I am having a dataset which look like follows(in dataframe):
**_id** **paper_title** **references** **full_text**
1 XYZ [{'abc':'something','def':'something'},{'def':'something'},...many others] something
2 XYZ [{'abc':'something','def':'something'},{'def':'something'},...many others] something
3 XYZ [{'abc':'something'},{'def':'something'},...many others] something
Expected:
**_id** **paper_title** **abc** **def** **full_text**
1 XYZ something something something
something something
.
.
(all the dic in list with respect to_id column)
2 XYZ something something something
something something
.
.
(all the dic in list with respect to_id column)
I have tried df['column_name'].apply(pd.Series).apply(pd.Series)
to split the list and dictionaries into columns of dataframe but doesn't help as it didn't split dictionaries.
First row of my dataframe: df.head(1)
After a lot of Documentation reading of pandas, I found the explode method applying with apply(pd.Series) is the easiest of what I was looking for in the question.
Here is the Code:
df = df.explode('reference')
# It explodes the lists to rows of the subset columns
df = df['reference'].apply(pd.Series).merge(df, left_index=True, right_index=True, how ='outer')

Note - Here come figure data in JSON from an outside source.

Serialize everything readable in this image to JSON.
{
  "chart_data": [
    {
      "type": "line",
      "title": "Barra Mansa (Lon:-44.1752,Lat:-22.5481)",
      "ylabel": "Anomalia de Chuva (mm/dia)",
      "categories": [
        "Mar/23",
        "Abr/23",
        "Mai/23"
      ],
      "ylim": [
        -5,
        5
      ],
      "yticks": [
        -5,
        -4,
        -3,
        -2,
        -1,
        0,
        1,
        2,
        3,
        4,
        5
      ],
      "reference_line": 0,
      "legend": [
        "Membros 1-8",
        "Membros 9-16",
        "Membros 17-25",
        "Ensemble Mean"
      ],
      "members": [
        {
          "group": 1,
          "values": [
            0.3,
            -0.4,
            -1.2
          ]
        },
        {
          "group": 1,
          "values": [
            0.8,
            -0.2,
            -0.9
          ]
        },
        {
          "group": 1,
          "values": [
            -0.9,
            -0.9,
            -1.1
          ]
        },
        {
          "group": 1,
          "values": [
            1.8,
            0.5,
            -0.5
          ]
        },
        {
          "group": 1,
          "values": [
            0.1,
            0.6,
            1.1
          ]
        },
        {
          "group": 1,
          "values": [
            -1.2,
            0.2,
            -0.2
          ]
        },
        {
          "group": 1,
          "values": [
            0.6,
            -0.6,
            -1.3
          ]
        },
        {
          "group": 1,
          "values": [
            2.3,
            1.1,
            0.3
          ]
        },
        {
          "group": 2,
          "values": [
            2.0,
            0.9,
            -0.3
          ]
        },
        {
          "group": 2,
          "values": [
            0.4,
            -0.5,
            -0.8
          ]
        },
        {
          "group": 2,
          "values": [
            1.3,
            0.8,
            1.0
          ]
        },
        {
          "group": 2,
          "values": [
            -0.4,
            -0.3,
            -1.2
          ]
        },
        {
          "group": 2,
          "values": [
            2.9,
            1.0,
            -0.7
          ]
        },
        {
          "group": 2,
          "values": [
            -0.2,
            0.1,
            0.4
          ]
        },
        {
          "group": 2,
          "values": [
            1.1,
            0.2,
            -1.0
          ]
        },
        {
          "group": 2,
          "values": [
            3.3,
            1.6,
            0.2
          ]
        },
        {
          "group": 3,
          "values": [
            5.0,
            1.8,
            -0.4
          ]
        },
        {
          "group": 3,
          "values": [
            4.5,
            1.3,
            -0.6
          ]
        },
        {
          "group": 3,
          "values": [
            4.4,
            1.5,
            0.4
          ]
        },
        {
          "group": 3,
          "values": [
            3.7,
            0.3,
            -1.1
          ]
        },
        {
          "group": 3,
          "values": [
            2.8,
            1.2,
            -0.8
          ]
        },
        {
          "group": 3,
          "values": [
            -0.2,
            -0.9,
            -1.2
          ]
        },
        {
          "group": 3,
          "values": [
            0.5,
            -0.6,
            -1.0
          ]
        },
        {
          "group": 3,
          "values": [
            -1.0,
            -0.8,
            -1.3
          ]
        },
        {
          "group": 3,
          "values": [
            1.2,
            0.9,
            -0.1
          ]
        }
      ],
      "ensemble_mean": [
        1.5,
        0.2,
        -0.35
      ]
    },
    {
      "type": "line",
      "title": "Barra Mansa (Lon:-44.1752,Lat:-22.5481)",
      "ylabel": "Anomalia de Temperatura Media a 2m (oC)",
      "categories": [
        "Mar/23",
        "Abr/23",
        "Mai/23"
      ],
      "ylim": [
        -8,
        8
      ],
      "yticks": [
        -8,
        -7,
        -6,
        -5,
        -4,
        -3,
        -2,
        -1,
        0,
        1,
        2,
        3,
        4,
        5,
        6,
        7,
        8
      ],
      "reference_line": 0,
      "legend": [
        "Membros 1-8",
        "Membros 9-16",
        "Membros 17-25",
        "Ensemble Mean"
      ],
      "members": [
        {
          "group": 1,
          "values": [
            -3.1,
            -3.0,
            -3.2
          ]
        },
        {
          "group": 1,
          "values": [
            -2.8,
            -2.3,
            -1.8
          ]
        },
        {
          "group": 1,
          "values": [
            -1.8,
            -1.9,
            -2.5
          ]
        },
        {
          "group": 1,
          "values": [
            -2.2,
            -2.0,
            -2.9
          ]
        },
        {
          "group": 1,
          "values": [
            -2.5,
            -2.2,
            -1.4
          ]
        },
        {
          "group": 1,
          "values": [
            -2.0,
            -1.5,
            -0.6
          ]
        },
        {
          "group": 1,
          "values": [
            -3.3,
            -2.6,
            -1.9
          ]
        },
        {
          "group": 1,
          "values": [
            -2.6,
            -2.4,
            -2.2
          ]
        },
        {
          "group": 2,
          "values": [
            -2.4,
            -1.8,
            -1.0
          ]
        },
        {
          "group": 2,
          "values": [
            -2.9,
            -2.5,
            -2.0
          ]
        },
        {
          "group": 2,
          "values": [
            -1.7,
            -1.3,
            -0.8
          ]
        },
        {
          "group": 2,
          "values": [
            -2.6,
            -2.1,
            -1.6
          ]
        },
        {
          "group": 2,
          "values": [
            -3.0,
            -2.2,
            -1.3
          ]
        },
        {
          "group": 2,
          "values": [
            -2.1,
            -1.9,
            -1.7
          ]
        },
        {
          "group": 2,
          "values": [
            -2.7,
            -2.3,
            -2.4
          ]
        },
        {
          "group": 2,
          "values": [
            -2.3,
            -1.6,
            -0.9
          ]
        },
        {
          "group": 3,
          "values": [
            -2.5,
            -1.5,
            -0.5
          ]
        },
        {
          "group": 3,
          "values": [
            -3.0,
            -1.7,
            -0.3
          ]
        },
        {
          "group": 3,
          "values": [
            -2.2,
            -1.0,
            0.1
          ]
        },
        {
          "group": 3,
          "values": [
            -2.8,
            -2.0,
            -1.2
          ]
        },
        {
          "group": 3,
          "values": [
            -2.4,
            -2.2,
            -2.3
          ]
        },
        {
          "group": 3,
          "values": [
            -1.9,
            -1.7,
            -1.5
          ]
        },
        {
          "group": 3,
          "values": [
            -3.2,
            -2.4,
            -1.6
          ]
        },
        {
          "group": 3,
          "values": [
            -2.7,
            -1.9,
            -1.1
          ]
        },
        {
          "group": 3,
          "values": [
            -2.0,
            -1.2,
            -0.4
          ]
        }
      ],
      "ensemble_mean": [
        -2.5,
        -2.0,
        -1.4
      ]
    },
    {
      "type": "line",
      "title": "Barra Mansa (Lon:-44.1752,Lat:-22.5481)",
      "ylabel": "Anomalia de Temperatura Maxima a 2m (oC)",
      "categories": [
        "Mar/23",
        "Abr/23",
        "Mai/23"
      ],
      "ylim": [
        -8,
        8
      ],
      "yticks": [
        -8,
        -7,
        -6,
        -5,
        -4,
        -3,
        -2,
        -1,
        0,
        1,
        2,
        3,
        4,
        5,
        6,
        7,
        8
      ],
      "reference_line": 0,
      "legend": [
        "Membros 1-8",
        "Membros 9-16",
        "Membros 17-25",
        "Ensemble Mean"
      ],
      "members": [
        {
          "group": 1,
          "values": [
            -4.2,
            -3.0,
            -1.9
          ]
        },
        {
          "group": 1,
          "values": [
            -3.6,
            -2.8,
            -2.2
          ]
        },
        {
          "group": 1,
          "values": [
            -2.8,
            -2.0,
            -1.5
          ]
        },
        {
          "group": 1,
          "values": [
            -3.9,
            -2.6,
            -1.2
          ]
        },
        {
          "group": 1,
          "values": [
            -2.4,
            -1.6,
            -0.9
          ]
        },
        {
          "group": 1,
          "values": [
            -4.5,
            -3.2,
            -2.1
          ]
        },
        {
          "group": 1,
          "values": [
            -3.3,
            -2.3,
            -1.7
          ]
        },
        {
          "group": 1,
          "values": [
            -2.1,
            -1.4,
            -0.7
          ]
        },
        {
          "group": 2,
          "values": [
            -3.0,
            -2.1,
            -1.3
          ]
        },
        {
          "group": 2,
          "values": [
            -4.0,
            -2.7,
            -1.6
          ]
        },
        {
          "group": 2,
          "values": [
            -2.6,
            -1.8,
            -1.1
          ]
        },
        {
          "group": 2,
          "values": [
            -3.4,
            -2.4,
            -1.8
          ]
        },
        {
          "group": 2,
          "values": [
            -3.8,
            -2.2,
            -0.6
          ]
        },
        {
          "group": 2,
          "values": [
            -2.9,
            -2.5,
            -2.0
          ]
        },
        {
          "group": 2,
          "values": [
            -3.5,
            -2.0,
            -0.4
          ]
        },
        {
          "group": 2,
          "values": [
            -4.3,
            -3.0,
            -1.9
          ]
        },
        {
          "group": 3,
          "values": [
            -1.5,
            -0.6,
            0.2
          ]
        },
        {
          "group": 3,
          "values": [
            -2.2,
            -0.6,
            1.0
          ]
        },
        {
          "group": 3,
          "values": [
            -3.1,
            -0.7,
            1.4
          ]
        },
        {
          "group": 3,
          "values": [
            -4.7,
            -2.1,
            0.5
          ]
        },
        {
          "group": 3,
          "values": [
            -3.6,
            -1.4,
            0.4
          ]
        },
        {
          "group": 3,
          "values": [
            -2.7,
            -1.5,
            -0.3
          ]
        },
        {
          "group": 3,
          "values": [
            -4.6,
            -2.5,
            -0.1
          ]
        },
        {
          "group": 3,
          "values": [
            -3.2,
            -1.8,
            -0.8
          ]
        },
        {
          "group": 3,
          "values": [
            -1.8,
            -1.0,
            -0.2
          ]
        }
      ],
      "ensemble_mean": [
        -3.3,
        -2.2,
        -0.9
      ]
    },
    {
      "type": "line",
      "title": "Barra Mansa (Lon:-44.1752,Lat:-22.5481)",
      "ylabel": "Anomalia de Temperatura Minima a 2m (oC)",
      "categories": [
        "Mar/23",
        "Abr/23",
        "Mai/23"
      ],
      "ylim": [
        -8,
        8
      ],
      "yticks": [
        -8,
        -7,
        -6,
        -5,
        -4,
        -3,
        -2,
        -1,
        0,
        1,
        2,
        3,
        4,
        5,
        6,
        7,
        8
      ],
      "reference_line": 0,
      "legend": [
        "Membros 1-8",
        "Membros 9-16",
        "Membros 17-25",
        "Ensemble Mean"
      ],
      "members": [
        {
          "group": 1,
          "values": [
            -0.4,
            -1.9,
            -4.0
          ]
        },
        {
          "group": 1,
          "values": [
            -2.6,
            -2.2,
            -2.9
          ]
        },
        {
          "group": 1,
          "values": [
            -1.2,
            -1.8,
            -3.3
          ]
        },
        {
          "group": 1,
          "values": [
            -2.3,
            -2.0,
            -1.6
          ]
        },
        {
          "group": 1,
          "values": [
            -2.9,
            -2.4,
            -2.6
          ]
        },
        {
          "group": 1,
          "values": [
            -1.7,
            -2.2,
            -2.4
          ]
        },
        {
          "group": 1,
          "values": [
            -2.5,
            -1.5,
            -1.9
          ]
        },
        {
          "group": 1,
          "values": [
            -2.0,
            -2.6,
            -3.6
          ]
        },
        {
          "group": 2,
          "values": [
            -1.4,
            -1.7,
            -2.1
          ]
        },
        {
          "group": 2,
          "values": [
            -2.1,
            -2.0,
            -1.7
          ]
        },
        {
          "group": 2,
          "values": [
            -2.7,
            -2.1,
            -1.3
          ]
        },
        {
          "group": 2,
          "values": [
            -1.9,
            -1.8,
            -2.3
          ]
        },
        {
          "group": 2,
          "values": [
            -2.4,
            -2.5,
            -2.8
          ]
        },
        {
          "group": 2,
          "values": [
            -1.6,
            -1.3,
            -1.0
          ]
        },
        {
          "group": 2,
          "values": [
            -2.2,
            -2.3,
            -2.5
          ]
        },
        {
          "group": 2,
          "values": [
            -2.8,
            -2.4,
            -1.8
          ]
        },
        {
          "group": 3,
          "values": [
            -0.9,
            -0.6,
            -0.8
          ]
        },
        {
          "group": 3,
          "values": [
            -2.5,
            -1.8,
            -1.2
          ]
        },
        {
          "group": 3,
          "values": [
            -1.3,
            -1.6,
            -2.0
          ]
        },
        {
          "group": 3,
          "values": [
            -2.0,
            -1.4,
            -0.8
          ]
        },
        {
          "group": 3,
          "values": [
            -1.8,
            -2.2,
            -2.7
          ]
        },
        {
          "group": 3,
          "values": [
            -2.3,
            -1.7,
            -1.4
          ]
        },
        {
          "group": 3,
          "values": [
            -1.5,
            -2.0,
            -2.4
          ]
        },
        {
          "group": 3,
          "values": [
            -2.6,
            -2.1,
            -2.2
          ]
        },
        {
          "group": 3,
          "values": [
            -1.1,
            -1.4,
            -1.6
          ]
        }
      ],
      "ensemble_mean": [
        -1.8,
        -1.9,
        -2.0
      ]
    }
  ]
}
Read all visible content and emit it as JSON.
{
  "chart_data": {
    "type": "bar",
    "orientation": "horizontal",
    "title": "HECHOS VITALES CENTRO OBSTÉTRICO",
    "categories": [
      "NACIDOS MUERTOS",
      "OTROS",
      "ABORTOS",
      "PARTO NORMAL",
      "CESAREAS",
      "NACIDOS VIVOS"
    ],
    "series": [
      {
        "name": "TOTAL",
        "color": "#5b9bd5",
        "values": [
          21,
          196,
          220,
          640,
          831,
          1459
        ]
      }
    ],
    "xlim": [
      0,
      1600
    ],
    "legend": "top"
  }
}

# split a list inside a Dataframe cell into rows and merge with original dataframe like (AUB) in set theory
Sidenote: while merging look for unique values in column as there will many columns with duplicated values
I hope this helps someone with dataframe/Series with columns having list containing multiple dictionaries and want to split list of multiple dictionaries key to new column with values as their rows.